While the node is "asserting" that the two are the same, if you use
different SIDs for OAM compared with data traffic then you are not
actually checking the same forwarding path. You are not using the same
FIB entries. Sure, if everything works right they are the same. But
the whole point of OAM is for when not everything is working right.
Yours,
Joel
On 3/1/2020 8:07 AM, Robert Raszuk wrote:
Nope.
Node can advertise two SIDs or PSP in a given network may be a well know
function (to limit IGP burden) Example: odd SID includes PSP and even
SID does not.
O*A*M packets can use on the exact same path but the penultimate hop
traversal is directed by even SID and is not subject to PSP.
Done.
Thx,
R.
On Sun, Mar 1, 2020 at 5:50 AM Joel M. Halpern <j...@joelhalpern.com
<mailto:j...@joelhalpern.com>> wrote:
Presuming that by "OEM" you mean "OAM", then no, this does not work.
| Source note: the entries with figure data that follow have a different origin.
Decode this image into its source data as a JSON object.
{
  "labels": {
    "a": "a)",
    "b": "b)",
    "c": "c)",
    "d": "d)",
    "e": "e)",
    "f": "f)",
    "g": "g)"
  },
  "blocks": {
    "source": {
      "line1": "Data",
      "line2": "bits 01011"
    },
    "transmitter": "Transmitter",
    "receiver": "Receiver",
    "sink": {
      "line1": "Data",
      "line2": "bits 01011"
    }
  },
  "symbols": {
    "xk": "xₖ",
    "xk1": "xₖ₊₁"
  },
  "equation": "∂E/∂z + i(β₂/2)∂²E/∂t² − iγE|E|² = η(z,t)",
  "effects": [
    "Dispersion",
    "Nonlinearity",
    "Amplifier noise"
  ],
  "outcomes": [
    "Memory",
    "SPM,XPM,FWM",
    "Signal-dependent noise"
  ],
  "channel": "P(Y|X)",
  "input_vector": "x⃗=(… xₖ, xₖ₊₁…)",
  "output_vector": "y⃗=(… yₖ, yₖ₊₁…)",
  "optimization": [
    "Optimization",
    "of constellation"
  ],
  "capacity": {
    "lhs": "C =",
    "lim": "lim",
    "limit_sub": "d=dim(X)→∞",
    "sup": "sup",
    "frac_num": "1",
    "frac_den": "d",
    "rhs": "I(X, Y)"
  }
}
If the OAM is intended to monitor a path that has a last SID whose
flavor is PSP, then something will break. The monitoring will monitor
something else, or it won't monitor the last hop, or...
Given the point that was made that ignoring a source route (SRH or
otherwise) with segments-left = 0 is a mandatory behavior of 8200, I am
really left puzzled as to what use case justifies the contortion of PSP.